While many businesses recycle cardboard, paper, and HI-5 bottles and cans, few places recycle type 1 or 2 plastic, but schools do and this is where my idea got started.

Plastic products of either type 1 or 2 are very common in households and business across Hawaii, from what I have seen so far. They are often made into containers for everything from milk, juice, peanut butter, laundry detergent, motor oil, cooking oil, yogurt and many others. Chances are pretty good that most of these containers end-up in the trash and then to landfills. In any area like that where McKinley High School is situated, they are sitting in an area where various homes and businesses are literally tons of type 1 and 2 plastic are being thrown away every year, when those things could be recycled and money could go to support activities at McKinley and its associated intermediate and elementary schools. They are figuratively swimming in an ocean of recyclable plastic (an ugly vision, but bear with me) from the homes and businesses just in their area, but those recyclables are being thrown away, rather than recycled.

For example, Ala Moana Shopping Center is within eyesight of the school and that shopping center is cleaned every day. Odds are very good that most of the cleaning products are contained in plastics that can be recycled, including the spray bottles. If Ala Moana Shopping Center sent just one-fourth of the recyclable plastic bottles that they otherwise would throw away to McKinley's recycling bin, how much money would McKinley get out of that to support their school activities? No one knows, but it's likely more than they're making now. Add to that Don Quijote, Walmart and Sam's Club and you're talking about way more money going to the school and less plastic going to landfills or to the HPOWER plant. The number grown even higher if other nearby businesses participate and the numbers get even better if the residents participate in greater numbers than they do now.

A plan like this would work well for a school like McKinley, which is situated close to a major retail shopping mall and numerous other businesses, plus a large residential population. Something like this might not be as productive for my alma mater, Farrington High School, which is mostly surrounded by residential properties, though there is a nearby shopping mall and KMart is close-by.

Still, when you consider how many type 1 and 2 plastic bottles and jars the average household throws away in a given year or the number of bottles cleaning companies go through just in a week, when all those bottles could be recycled and the public schools could financially benefit, it makes me wonder why no one has thought of this until now or, if they had, why such an idea was never implemented.

Sure, it may be inconvenient for some of us.

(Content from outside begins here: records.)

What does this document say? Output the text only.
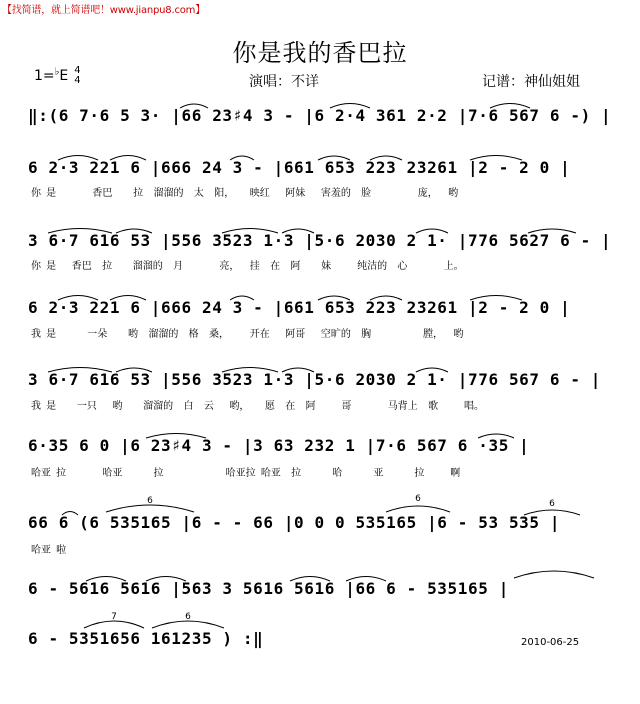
【找简谱，就上简谱吧！www.jianpu8.com】
你是我的香巴拉
1=♭E 4
4	演唱：不详	记谱：神仙姐姐
‖:(6 7·6 5 3· |66 23♯4 3 - |6 2·4 361 2·2 |7·6 567 6 -) |
6 2·3 221 6 |666 24 3 - |661 653 223 23261 |2 - 2 0 |
你 是       香巴    拉  溜溜的  太  阳，   映红   阿妹   害羞的  脸         庞，  哟
3 6·7 616 53 |556 3523 1·3 |5·6 2030 2 1· |776 5627 6 - |
你 是   香巴  拉    溜溜的  月       亮，  挂  在  阿    妹     纯洁的  心       上。
6 2·3 221 6 |666 24 3 - |661 653 223 23261 |2 - 2 0 |
我 是      一朵    哟  溜溜的  格  桑，    开在   阿哥   空旷的  胸          膛，  哟
3 6·7 616 53 |556 3523 1·3 |5·6 2030 2 1· |776 567 6 - |
我 是    一只   哟    溜溜的  白  云   哟，   愿  在  阿     哥       马背上  歌     唱。
6·35 6 0 |6 23♯4 3 - |3 63 232 1 |7·6 567 6 ·35 |
哈亚 拉       哈亚      拉            哈亚拉 哈亚  拉      哈      亚      拉     啊
66 6 (6 535165 |6 - - 66 |0 0 0 535165 |6 - 53 535 |
哈亚 啦
6 - 5616 5616 |563 3 5616 5616 |66 6 - 535165 |
6 - 5351656 161235 ) :‖
6	6	6
7	6
2010-06-25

Participating businesses and households would have to save the bottles they would normally throw in the garbage and benefiting schools may find themselves inundated with mountains of plastic bottles (along with the smell of those not cleaned-out before being dropped-off) and it may require more frequent pickups from the recycling companies.But, eventually an equilibrium would be reached if everyone perseveres and the schools would hopefully see a substantial increase in their financial incomes to benefit student activities. If things go well-enough, the monies could be diverted to directly benefit the schools themselves and much-needed repairs could finally be paid for.

I'll grant that this whole thing might be a dumb idea that could never work outside of my head. Still, doing nothing accomplishes nothing and occasionally you have to think outside the box to find new solutions to current problems. I really don't see the harm of, at least, giving this a try. If it fails, okay. But, if it works the public school system benefits.

Whether you have children in the public school system or not, whether you have children or not, Society as a whole benefits when our public school system receives the funds they need to get the job done.

Duane Browning
Farrington High School, class of 1983.